Social emotional learning (SEL) and character development go hand in hand. Values and identity, empathy and perspective-taking, self-control and social awareness are all areas of children’s development that underpin strong character. As such, SEL programs are increasingly used in American schools to promote positive character outcomes for children and youth.
However, current character and SEL-related research and practice are largely based on dominant cultural norms and are embedded in educational systems that often reinforce the inequalities of our broader society. This can cause researchers and educators to overlook diverse ideas and practices, and at times, unintentionally cause harm to students and families, especially those from communities of color and other marginalized groups.
To address these challenges, our project will create a process and set of supports for local communities to investigate and identify culturally sustaining and equitable practices for SEL and character development.

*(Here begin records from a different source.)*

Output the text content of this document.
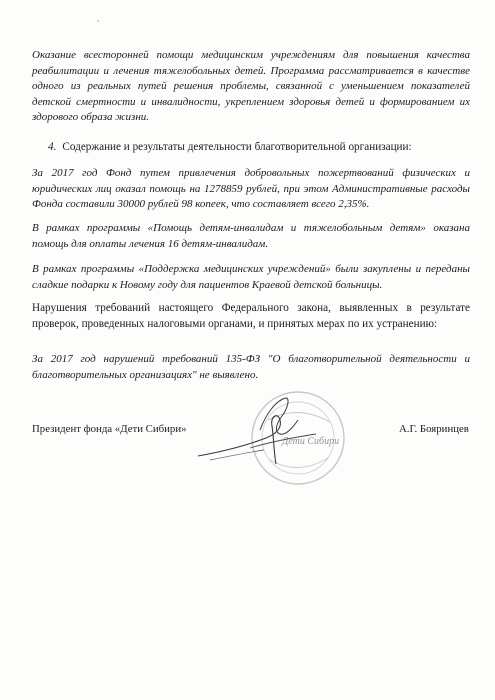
Оказание всесторонней помощи медицинским учреждениям для повышения качества реабилитации и лечения тяжелобольных детей. Программа рассматривается в качестве одного из реальных путей решения проблемы, связанной с уменьшением показателей детской смертности и инвалидности, укреплением здоровья детей и формированием их здорового образа жизни.

4. Содержание и результаты деятельности благотворительной организации:

За 2017 год Фонд путем привлечения добровольных пожертвований физических и юридических лиц оказал помощь на 1278859 рублей, при этом Административные расходы Фонда составили 30000 рублей 98 копеек, что составляет всего 2,35%.

В рамках программы «Помощь детям-инвалидам и тяжелобольным детям» оказана помощь для оплаты лечения 16 детям-инвалидам.

В рамках программы «Поддержка медицинских учреждений» были закуплены и переданы сладкие подарки к Новому году для пациентов Краевой детской больницы.

Нарушения требований настоящего Федерального закона, выявленных в результате проверок, проведенных налоговыми органами, и принятых мерах по их устранению:

За 2017 год нарушений требований 135-ФЗ "О благотворительной деятельности и благотворительных организациях" не выявлено.

Дети Сибири

Президент фонда «Дети Сибири»	А.Г. Бояринцев
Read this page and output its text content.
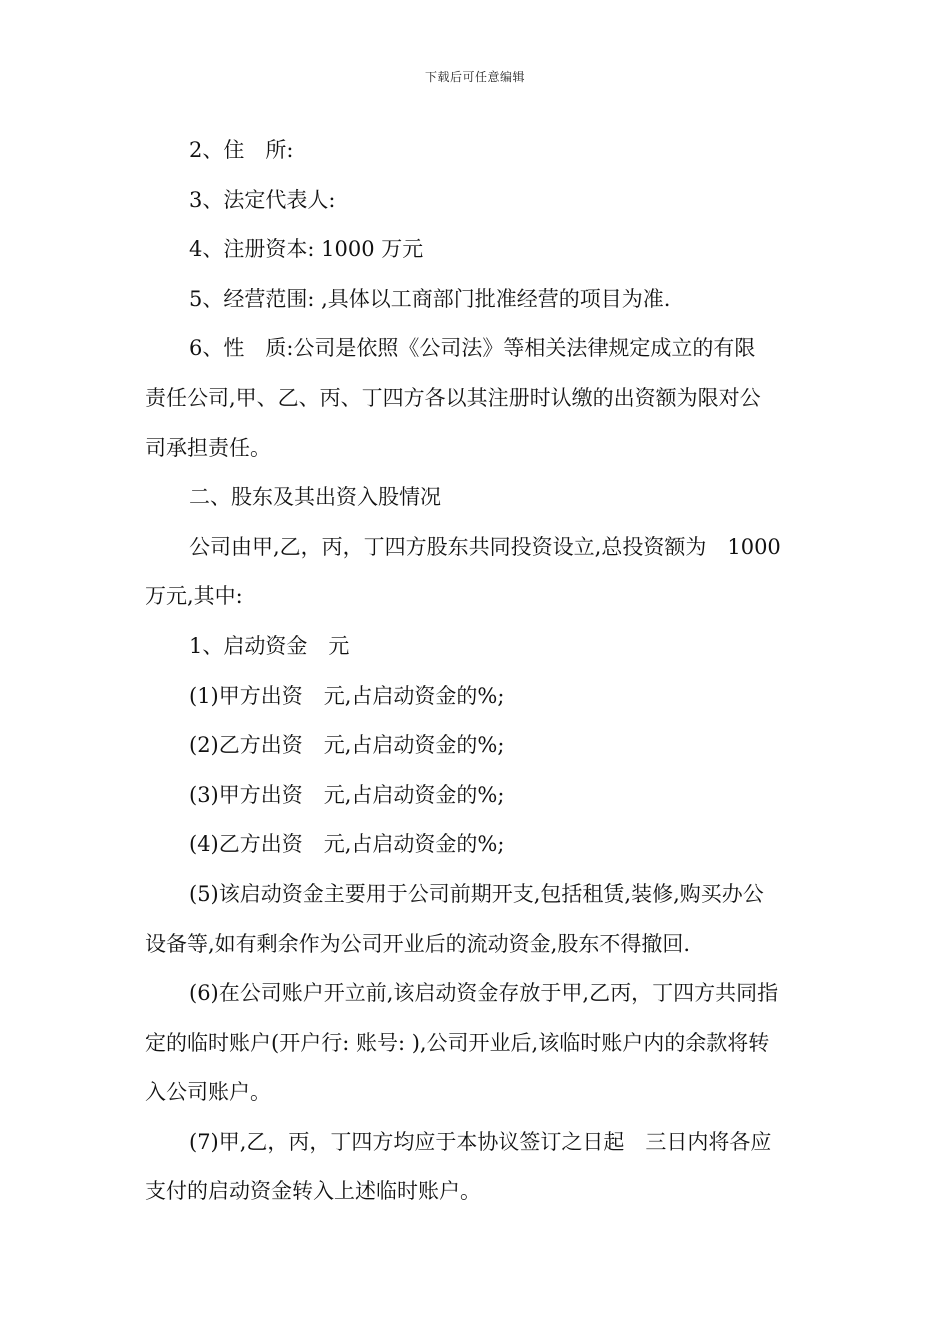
下载后可任意编辑

2、住　所:

3、法定代表人:

4、注册资本: 1000 万元

5、经营范围: ,具体以工商部门批准经营的项目为准.

6、性　质:公司是依照《公司法》等相关法律规定成立的有限

责任公司,甲、乙、丙、丁四方各以其注册时认缴的出资额为限对公

司承担责任。

二、股东及其出资入股情况

公司由甲,乙，丙，丁四方股东共同投资设立,总投资额为　1000

万元,其中:

1、启动资金　元

(1)甲方出资　元,占启动资金的%;

(2)乙方出资　元,占启动资金的%;

(3)甲方出资　元,占启动资金的%;

(4)乙方出资　元,占启动资金的%;

(5)该启动资金主要用于公司前期开支,包括租赁,装修,购买办公

设备等,如有剩余作为公司开业后的流动资金,股东不得撤回.

(6)在公司账户开立前,该启动资金存放于甲,乙丙，丁四方共同指

定的临时账户(开户行: 账号: ),公司开业后,该临时账户内的余款将转

入公司账户。

(7)甲,乙，丙，丁四方均应于本协议签订之日起　三日内将各应

支付的启动资金转入上述临时账户。
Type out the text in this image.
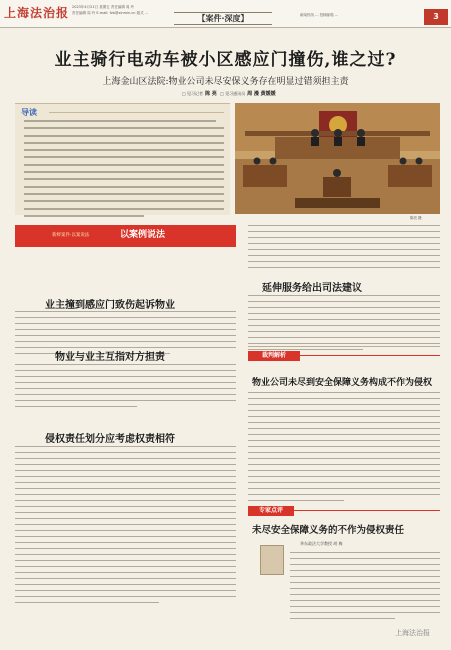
上海法治报 2023年4月21日 星期五 责任编辑 周 玲
责任编辑 周 玲 E-mail: fzb@xinmin.cn 版式 ...
【案件·深度】	新闻热线 ... 投稿邮箱 ...	3
业主骑行电动车被小区感应门撞伤,谁之过?
上海金山区法院:物业公司未尽安保义务存在明显过错须担主责
□ 见习记者 陈 亮 □ 见习通讯员 周 漫 黄媛媛
导读
陈亮 摄
新鲜案件·以案说法	以案例说法
业主撞到感应门致伤起诉物业
物业与业主互指对方担责
侵权责任划分应考虑权责相符
延伸服务给出司法建议
裁判解析
物业公司未尽到安全保障义务构成不作为侵权
专家点评
未尽安全保障义务的不作为侵权责任
华东政法大学教授 胡 梅
上海法治报
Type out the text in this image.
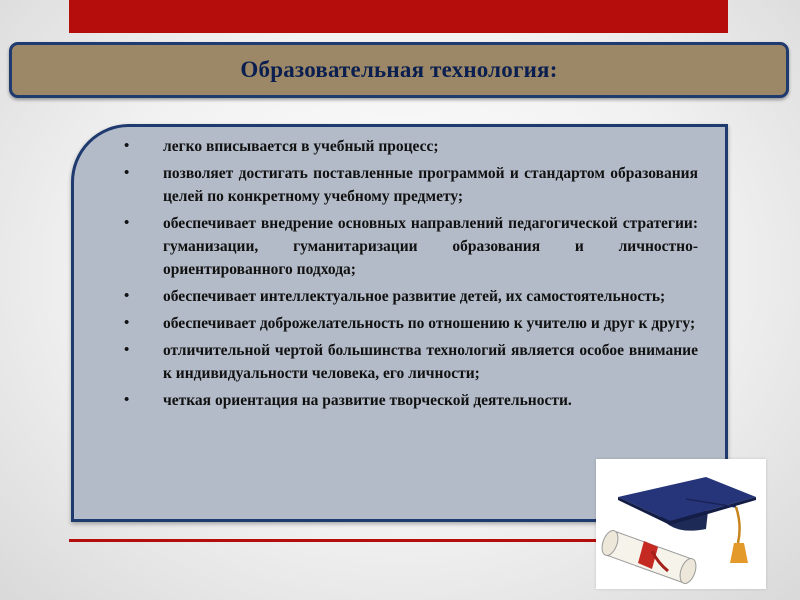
Образовательная технология:
• легко вписывается в учебный процесс;
• позволяет достигать поставленные программой и стандартом образования целей по конкретному учебному предмету;
• обеспечивает внедрение основных направлений педагогической стратегии: гуманизации, гуманитаризации образования и личностно-ориентированного подхода;
• обеспечивает интеллектуальное развитие детей, их самостоятельность;
• обеспечивает доброжелательность по отношению к учителю и друг к другу;
• отличительной чертой большинства технологий является особое внимание к индивидуальности человека, его личности;
• четкая ориентация на развитие творческой деятельности.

Using participatory methods and inquiry-driven approaches, we will engage youth, families, and educators in communities of practice that explore diverse conceptualizations of SEL and character education; and identify how existing SEL and character programs and practices either help or cause harm to children and youth.
Our project includes two main activities: (1) building communities of practice organized around schools and community-based organizations across New York City, and (2) designing a series of leadership academies focused on policy-level and systemic change. The ultimate goals are to generate new knowledge, transform existing practices, and build local capacity within communities to implement new modes of SEL and character education that are culturally affirming and promote positive development and wellbeing for all children and youth.